Contributing Editor, RetailWire; Founder and CEO, Vision First
The downtown San Diego grocery scene has a mix of large, small, national and local retailers. The most successful are a national chain that is tuned into the community and a price-sensitive chain for bargains.
DC’s independent retailer sector was wiped out in the 1968 riots and has never really recovered. Separately, the independent grocery chains that existed either got acquired or went out of business. The same goes for the independent department stores and regional apparel.
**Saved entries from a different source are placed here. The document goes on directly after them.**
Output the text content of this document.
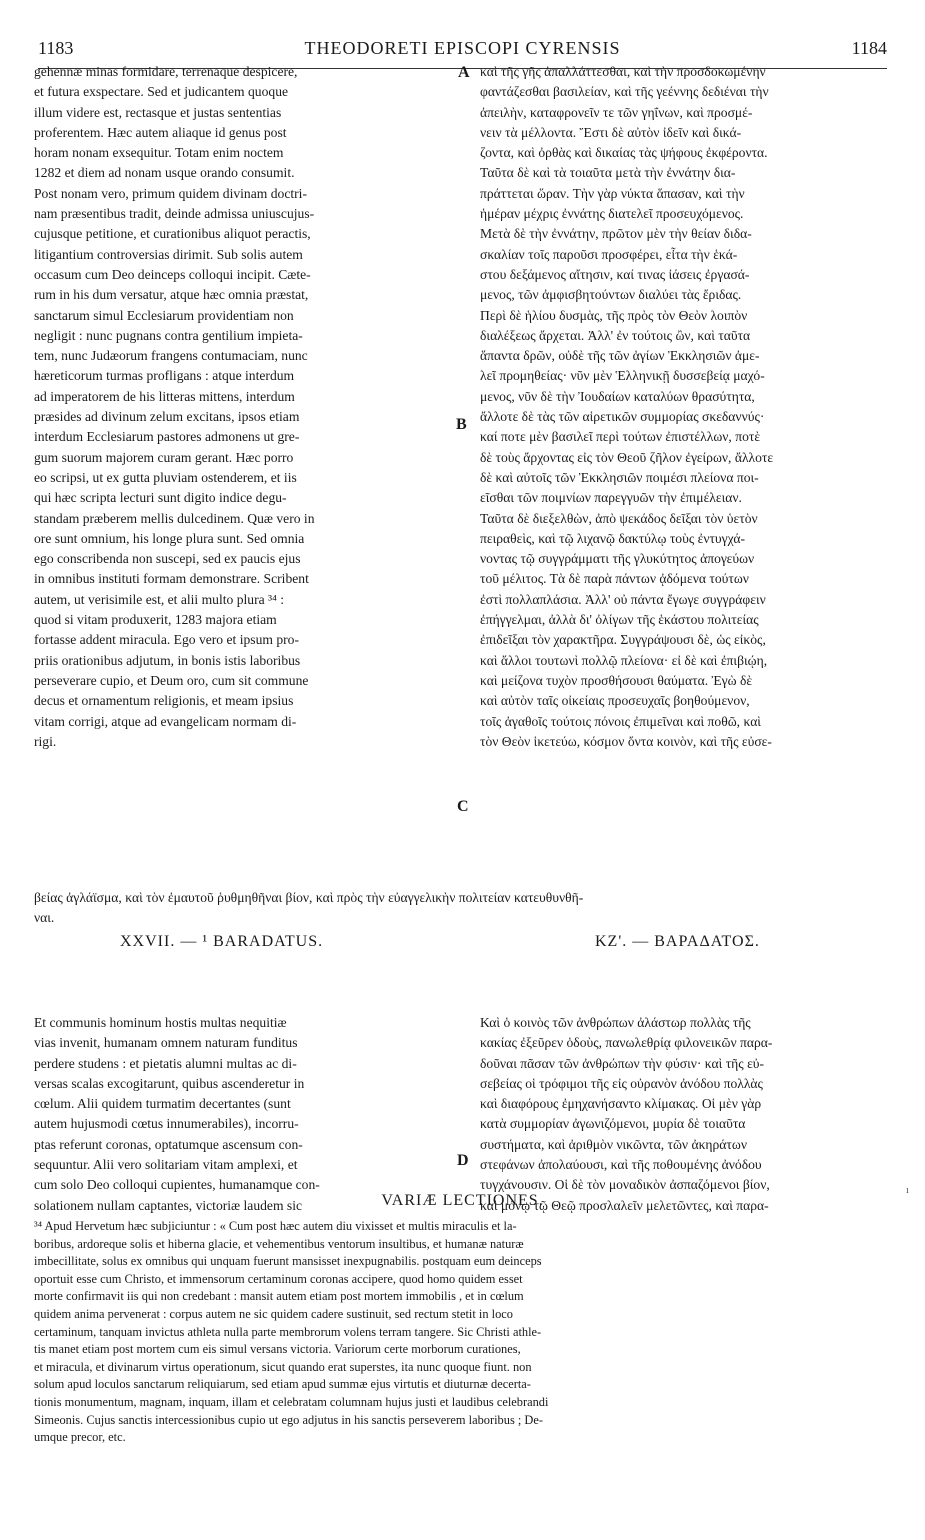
1183	THEODORETI EPISCOPI CYRENSIS	1184
A
B
C
D
gehennæ minas formidare, terrenaque despicere,
et futura exspectare. Sed et judicantem quoque
illum videre est, rectasque et justas sententias
proferentem. Hæc autem aliaque id genus post
horam nonam exsequitur. Totam enim noctem
1282 et diem ad nonam usque orando consumit.
Post nonam vero, primum quidem divinam doctri-
nam præsentibus tradit, deinde admissa uniuscujus-
cujusque petitione, et curationibus aliquot peractis,
litigantium controversias dirimit. Sub solis autem
occasum cum Deo deinceps colloqui incipit. Cæte-
rum in his dum versatur, atque hæc omnia præstat,
sanctarum simul Ecclesiarum providentiam non
negligit : nunc pugnans contra gentilium impieta-
tem, nunc Judæorum frangens contumaciam, nunc
hæreticorum turmas profligans : atque interdum
ad imperatorem de his litteras mittens, interdum
præsides ad divinum zelum excitans, ipsos etiam
interdum Ecclesiarum pastores admonens ut gre-
gum suorum majorem curam gerant. Hæc porro
eo scripsi, ut ex gutta pluviam ostenderem, et iis
qui hæc scripta lecturi sunt digito indice degu-
standam præberem mellis dulcedinem. Quæ vero in
ore sunt omnium, his longe plura sunt. Sed omnia
ego conscribenda non suscepi, sed ex paucis ejus
in omnibus instituti formam demonstrare. Scribent
autem, ut verisimile est, et alii multo plura ³⁴ :
quod si vitam produxerit, 1283 majora etiam
fortasse addent miracula. Ego vero et ipsum pro-
priis orationibus adjutum, in bonis istis laboribus
perseverare cupio, et Deum oro, cum sit commune
decus et ornamentum religionis, et meam ipsius
vitam corrigi, atque ad evangelicam normam di-
rigi.
καὶ τῆς γῆς ἀπαλλάττεσθαι, καὶ τὴν προσδοκωμένην
φαντάζεσθαι βασιλείαν, καὶ τῆς γεέννης δεδιέναι τὴν
ἀπειλὴν, καταφρονεῖν τε τῶν γηΐνων, καὶ προσμέ-
νειν τὰ μέλλοντα. Ἔστι δὲ αὐτὸν ἰδεῖν καὶ δικά-
ζοντα, καὶ ὀρθὰς καὶ δικαίας τὰς ψήφους ἐκφέροντα.
Ταῦτα δὲ καὶ τὰ τοιαῦτα μετὰ τὴν ἐννάτην δια-
πράττεται ὥραν. Τὴν γὰρ νύκτα ἅπασαν, καὶ τὴν
ἡμέραν μέχρις ἐννάτης διατελεῖ προσευχόμενος.
Μετὰ δὲ τὴν ἐννάτην, πρῶτον μὲν τὴν θείαν διδα-
σκαλίαν τοῖς παροῦσι προσφέρει, εἶτα τὴν ἑκά-
στου δεξάμενος αἴτησιν, καί τινας ἰάσεις ἐργασά-
μενος, τῶν ἀμφισβητούντων διαλύει τὰς ἔριδας.
Περὶ δὲ ἡλίου δυσμὰς, τῆς πρὸς τὸν Θεὸν λοιπὸν
διαλέξεως ἄρχεται. Ἀλλ' ἐν τούτοις ὢν, καὶ ταῦτα
ἅπαντα δρῶν, οὐδὲ τῆς τῶν ἁγίων Ἐκκλησιῶν ἀμε-
λεῖ προμηθείας· νῦν μὲν Ἑλληνικῇ δυσσεβείᾳ μαχό-
μενος, νῦν δὲ τὴν Ἰουδαίων καταλύων θρασύτητα,
ἄλλοτε δὲ τὰς τῶν αἱρετικῶν συμμορίας σκεδαννύς·
καί ποτε μὲν βασιλεῖ περὶ τούτων ἐπιστέλλων, ποτὲ
δὲ τοὺς ἄρχοντας εἰς τὸν Θεοῦ ζῆλον ἐγείρων, ἄλλοτε
δὲ καὶ αὐτοῖς τῶν Ἐκκλησιῶν ποιμέσι πλείονα ποι-
εῖσθαι τῶν ποιμνίων παρεγγυῶν τὴν ἐπιμέλειαν.
Ταῦτα δὲ διεξελθὼν, ἀπὸ ψεκάδος δεῖξαι τὸν ὑετὸν
πειραθεὶς, καὶ τῷ λιχανῷ δακτύλῳ τοὺς ἐντυγχά-
νοντας τῷ συγγράμματι τῆς γλυκύτητος ἀπογεύων
τοῦ μέλιτος. Τὰ δὲ παρὰ πάντων ᾀδόμενα τούτων
ἐστὶ πολλαπλάσια. Ἀλλ' οὐ πάντα ἔγωγε συγγράφειν
ἐπήγγελμαι, ἀλλὰ δι' ὀλίγων τῆς ἑκάστου πολιτείας
ἐπιδεῖξαι τὸν χαρακτῆρα. Συγγράψουσι δὲ, ὡς εἰκὸς,
καὶ ἄλλοι τουτωνὶ πολλῷ πλείονα· εἰ δὲ καὶ ἐπιβιῴη,
καὶ μείζονα τυχὸν προσθήσουσι θαύματα. Ἐγὼ δὲ
καὶ αὐτὸν ταῖς οἰκείαις προσευχαῖς βοηθούμενον,
τοῖς ἀγαθοῖς τούτοις πόνοις ἐπιμεῖναι καὶ ποθῶ, καὶ
τὸν Θεὸν ἱκετεύω, κόσμον ὄντα κοινὸν, καὶ τῆς εὐσε-
βείας ἀγλάϊσμα, καὶ τὸν ἐμαυτοῦ ῥυθμηθῆναι βίον, καὶ πρὸς τὴν εὐαγγελικὴν πολιτείαν κατευθυνθῆ-
ναι.
XXVII. — ¹ BARADATUS.	ΚΖ'. — ΒΑΡΑΔΑΤΟΣ.
Et communis hominum hostis multas nequitiæ
vias invenit, humanam omnem naturam funditus
perdere studens : et pietatis alumni multas ac di-
versas scalas excogitarunt, quibus ascenderetur in
cœlum. Alii quidem turmatim decertantes (sunt
autem hujusmodi cœtus innumerabiles), incorru-
ptas referunt coronas, optatumque ascensum con-
sequuntur. Alii vero solitariam vitam amplexi, et
cum solo Deo colloqui cupientes, humanamque con-
solationem nullam captantes, victoriæ laudem sic
Καὶ ὁ κοινὸς τῶν ἀνθρώπων ἀλάστωρ πολλὰς τῆς
κακίας ἐξεῦρεν ὁδοὺς, πανωλεθρίᾳ φιλονεικῶν παρα-
δοῦναι πᾶσαν τῶν ἀνθρώπων τὴν φύσιν· καὶ τῆς εὐ-
σεβείας οἱ τρόφιμοι τῆς εἰς οὐρανὸν ἀνόδου πολλὰς
καὶ διαφόρους ἐμηχανήσαντο κλίμακας. Οἱ μὲν γὰρ
κατὰ συμμορίαν ἀγωνιζόμενοι, μυρία δὲ τοιαῦτα
συστήματα, καὶ ἀριθμὸν νικῶντα, τῶν ἀκηράτων
στεφάνων ἀπολαύουσι, καὶ τῆς ποθουμένης ἀνόδου
τυγχάνουσιν. Οἱ δὲ τὸν μοναδικὸν ἀσπαζόμενοι βίον,
καὶ μόνῳ τῷ Θεῷ προσλαλεῖν μελετῶντες, καὶ παρα-
VARIÆ LECTIONES.
³⁴ Apud Hervetum hæc subjiciuntur : « Cum post hæc autem diu vixisset et multis miraculis et la-
boribus, ardoreque solis et hiberna glacie, et vehementibus ventorum insultibus, et humanæ naturæ
imbecillitate, solus ex omnibus qui unquam fuerunt mansisset inexpugnabilis. postquam eum deinceps
oportuit esse cum Christo, et immensorum certaminum coronas accipere, quod homo quidem esset
morte confirmavit iis qui non credebant : mansit autem etiam post mortem immobilis , et in cœlum
quidem anima pervenerat : corpus autem ne sic quidem cadere sustinuit, sed rectum stetit in loco
certaminum, tanquam invictus athleta nulla parte membrorum volens terram tangere. Sic Christi athle-
tis manet etiam post mortem cum eis simul versans victoria. Variorum certe morborum curationes,
et miracula, et divinarum virtus operationum, sicut quando erat superstes, ita nunc quoque fiunt. non
solum apud loculos sanctarum reliquiarum, sed etiam apud summæ ejus virtutis et diuturnæ decerta-
tionis monumentum, magnam, inquam, illam et celebratam columnam hujus justi et laudibus celebrandi
Simeonis. Cujus sanctis intercessionibus cupio ut ego adjutus in his sanctis perseverem laboribus ; De-
umque precor, etc.
ı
Plus, the city’s commercial real estate has been “reproduced” on a different scale because the downtown market is part of the national-international real estate development and financial system, and this in turn shapes the property tax assessment methodologies for the entire city, whether or not a “neighborhood” commercial district is part of the national-international system or not. This makes rents too high, generally, to support quality independent retail.
Strategic Market Communications, Upstream Commerce
I think the opps for indie grocery stores in big cities went out with the horse and buggy — and the introduction of technological tools to grease the skids for ordering or delivery. Only large chains can afford to identify and carry the specific assortment for each area, and have advantage of their supply chain arrangements and pricing — to exist and flourish in metro communities.